3. La sobriété implique l'abstinence de vin.
Mais le vin est interdit aux rois, qui tiennent la place la plus élevée dans les affaires humaines, et il est permis à ceux qui se trouvent dans un état d'abaissement. On peut lire en effet dans les Proverbes (Proverbes 31.4) : « Il ne convient pas aux rois de boire du vin », et peu après (Proverbes 31.6) : « Procure des boissons fortes à qui va périr, du vin au cœur rempli d'amertume. » La sobriété est donc surtout requise chez les personnes élevées en dignité.
En sens contraire, S. Paul écrit (1 Timothée 3.11) « Que les femmes soient dignes, point médisantes, sobres, etc. » et encore (Tite 2.6) : « Exhorte les jeunes gens à être sobres. »
Réponse
La vertu a une double relation : d'une part avec les vices contraires qu'elle exclut et les convoitises qu'elle réprime ; d'autre part avec la fin à laquelle elle conduit. Ainsi donc une vertu est davantage requise chez certains pour une double raison. D'abord, parce qu'ils se portent plus promptement aux convoitises que la vertu doit réprimer, et aux vices que la vertu doit détruire.

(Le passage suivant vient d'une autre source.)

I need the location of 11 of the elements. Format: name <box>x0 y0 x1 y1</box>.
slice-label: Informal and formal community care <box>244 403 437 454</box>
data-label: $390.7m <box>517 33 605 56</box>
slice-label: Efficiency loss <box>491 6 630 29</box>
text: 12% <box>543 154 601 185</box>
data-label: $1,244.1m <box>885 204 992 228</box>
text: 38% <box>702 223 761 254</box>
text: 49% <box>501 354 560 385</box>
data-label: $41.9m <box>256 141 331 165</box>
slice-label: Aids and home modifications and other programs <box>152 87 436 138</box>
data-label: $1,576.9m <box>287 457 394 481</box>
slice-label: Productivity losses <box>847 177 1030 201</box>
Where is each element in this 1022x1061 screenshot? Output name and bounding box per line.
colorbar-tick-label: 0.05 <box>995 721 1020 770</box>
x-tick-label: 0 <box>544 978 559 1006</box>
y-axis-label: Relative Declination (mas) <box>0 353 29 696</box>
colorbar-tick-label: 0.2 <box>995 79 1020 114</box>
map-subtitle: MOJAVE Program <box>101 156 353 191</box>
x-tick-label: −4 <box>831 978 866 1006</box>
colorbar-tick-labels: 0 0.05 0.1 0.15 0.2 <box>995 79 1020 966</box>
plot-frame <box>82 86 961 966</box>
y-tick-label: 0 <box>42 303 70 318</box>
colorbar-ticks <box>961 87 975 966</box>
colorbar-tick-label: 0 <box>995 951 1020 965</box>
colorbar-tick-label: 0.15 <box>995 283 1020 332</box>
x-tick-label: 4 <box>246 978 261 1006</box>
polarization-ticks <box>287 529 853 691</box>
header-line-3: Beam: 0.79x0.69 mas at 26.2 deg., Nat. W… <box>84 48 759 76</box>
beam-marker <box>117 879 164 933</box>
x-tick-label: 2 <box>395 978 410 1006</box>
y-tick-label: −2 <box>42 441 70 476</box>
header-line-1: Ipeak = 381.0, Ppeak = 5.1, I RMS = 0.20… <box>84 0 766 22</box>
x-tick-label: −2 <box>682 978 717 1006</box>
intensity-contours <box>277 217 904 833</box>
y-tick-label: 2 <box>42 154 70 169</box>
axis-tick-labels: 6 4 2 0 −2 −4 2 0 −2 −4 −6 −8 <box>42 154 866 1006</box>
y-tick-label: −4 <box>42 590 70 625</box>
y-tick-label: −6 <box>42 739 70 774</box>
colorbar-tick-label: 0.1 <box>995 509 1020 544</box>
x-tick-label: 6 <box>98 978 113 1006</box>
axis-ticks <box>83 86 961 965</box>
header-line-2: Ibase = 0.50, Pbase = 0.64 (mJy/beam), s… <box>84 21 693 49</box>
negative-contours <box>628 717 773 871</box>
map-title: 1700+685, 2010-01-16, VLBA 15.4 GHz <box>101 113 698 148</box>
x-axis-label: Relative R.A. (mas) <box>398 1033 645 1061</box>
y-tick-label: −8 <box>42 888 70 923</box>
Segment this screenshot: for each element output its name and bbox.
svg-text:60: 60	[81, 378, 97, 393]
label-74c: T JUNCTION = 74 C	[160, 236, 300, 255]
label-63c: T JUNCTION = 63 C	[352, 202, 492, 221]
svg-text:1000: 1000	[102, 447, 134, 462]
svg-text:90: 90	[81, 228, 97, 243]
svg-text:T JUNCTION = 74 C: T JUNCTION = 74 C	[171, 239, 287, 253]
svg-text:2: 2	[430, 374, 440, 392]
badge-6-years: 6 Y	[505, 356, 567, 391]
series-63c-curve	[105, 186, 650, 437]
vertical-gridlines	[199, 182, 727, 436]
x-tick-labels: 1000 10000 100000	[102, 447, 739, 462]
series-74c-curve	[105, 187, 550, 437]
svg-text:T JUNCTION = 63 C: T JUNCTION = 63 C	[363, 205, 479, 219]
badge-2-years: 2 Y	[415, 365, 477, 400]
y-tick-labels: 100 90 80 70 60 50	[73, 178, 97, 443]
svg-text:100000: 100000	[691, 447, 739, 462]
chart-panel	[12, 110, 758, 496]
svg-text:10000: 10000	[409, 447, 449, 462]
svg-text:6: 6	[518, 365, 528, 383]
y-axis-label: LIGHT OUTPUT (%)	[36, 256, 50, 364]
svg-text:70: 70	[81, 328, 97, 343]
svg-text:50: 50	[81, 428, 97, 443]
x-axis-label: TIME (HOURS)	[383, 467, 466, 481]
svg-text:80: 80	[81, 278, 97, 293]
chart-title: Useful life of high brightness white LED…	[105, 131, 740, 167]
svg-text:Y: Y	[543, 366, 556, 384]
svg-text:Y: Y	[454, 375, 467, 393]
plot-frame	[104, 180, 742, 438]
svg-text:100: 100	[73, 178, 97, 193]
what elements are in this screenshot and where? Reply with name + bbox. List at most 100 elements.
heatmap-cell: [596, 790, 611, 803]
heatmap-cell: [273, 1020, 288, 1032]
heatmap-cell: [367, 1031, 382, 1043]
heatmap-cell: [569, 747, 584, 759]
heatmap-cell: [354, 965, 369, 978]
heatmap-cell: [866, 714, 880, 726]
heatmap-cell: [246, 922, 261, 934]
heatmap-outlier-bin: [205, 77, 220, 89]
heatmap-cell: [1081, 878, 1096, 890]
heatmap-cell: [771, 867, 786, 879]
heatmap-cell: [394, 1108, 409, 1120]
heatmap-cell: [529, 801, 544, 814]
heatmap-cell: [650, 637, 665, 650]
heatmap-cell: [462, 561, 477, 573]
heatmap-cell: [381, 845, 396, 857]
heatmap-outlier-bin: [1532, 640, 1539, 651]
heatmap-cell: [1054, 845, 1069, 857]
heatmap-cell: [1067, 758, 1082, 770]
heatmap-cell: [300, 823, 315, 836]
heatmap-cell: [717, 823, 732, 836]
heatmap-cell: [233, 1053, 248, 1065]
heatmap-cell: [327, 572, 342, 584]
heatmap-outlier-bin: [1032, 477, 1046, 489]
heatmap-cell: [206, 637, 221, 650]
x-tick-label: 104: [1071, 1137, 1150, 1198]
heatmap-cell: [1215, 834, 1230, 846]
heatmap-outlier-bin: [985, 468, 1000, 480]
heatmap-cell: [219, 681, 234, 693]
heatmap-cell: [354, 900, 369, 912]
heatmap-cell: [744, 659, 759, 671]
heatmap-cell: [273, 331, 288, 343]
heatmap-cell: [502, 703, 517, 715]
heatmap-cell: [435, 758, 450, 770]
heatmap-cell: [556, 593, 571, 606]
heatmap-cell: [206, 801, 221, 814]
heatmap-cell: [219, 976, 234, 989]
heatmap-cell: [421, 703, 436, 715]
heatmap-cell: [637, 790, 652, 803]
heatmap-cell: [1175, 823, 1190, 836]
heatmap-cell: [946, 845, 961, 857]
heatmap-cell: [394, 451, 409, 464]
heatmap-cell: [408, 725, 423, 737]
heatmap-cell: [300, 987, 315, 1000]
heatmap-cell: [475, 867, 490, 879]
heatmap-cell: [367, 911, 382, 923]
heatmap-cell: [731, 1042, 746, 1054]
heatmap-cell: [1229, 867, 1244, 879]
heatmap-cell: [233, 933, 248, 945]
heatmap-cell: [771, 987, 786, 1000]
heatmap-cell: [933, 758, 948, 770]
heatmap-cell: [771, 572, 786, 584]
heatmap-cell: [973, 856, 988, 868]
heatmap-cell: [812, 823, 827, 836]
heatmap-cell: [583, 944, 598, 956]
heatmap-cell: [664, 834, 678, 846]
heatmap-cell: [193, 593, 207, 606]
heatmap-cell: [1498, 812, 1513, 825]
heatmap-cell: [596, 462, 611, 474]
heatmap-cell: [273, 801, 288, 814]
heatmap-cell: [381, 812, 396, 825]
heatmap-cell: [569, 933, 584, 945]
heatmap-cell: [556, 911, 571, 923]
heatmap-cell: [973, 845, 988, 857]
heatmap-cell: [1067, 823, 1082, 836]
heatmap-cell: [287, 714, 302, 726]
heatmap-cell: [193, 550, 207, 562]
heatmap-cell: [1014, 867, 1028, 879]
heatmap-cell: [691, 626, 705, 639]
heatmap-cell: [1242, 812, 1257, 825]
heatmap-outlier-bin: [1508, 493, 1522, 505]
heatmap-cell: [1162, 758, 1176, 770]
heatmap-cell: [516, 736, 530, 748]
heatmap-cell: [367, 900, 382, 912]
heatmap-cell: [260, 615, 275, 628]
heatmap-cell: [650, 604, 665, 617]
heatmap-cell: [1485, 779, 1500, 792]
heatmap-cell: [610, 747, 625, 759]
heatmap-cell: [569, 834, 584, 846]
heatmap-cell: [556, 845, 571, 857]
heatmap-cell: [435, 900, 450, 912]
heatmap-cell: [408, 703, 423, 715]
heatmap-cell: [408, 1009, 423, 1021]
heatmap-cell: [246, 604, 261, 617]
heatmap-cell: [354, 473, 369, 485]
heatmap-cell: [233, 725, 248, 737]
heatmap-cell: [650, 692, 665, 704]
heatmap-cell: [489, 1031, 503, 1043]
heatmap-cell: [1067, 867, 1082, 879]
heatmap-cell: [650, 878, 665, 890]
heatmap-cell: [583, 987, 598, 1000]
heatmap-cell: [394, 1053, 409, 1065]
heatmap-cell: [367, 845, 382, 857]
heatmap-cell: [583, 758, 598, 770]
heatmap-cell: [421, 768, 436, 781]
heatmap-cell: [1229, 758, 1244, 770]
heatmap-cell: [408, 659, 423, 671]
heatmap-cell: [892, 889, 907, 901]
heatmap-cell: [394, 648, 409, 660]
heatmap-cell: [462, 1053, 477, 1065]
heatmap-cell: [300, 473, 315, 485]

De ce point de vue, la sobriété est surtout demandée aux jeunes gens et aux femmes ; aux jeunes gens chez qui le désir du délectable a toute sa vigueur, à cause de l'ardeur de leur âge ; et aux femmes chez qui n'existe pas une force suffisante pour résister aux convoitises. C'est pourquoi, selon Valère Maxime, chez les Romains dans l'Antiquité, les femmes ne buvaient pas de vin.
Ensuite la sobriété est davantage réclamée de ceux pour qui elle est plus nécessaire à l'accomplissement de leur tâche. En effet, le vin, quand il est pris avec excès, est ce qui entrave le plus l'usage de la raison. C'est pourquoi la sobriété est spécialement prescrite aux vieillards, chez qui la raison doit être en pleine vigueur afin d'instruire les autres ; aux évêques, et à tous les ministres de l'Église, qui doivent s'appliquer à leur ministère sacré avec un esprit de dévotion ; et aux rois, qui doivent gouverner leurs sujets avec sagesse.
Solutions
Cela montre la réponse à faire aux différentes Objections.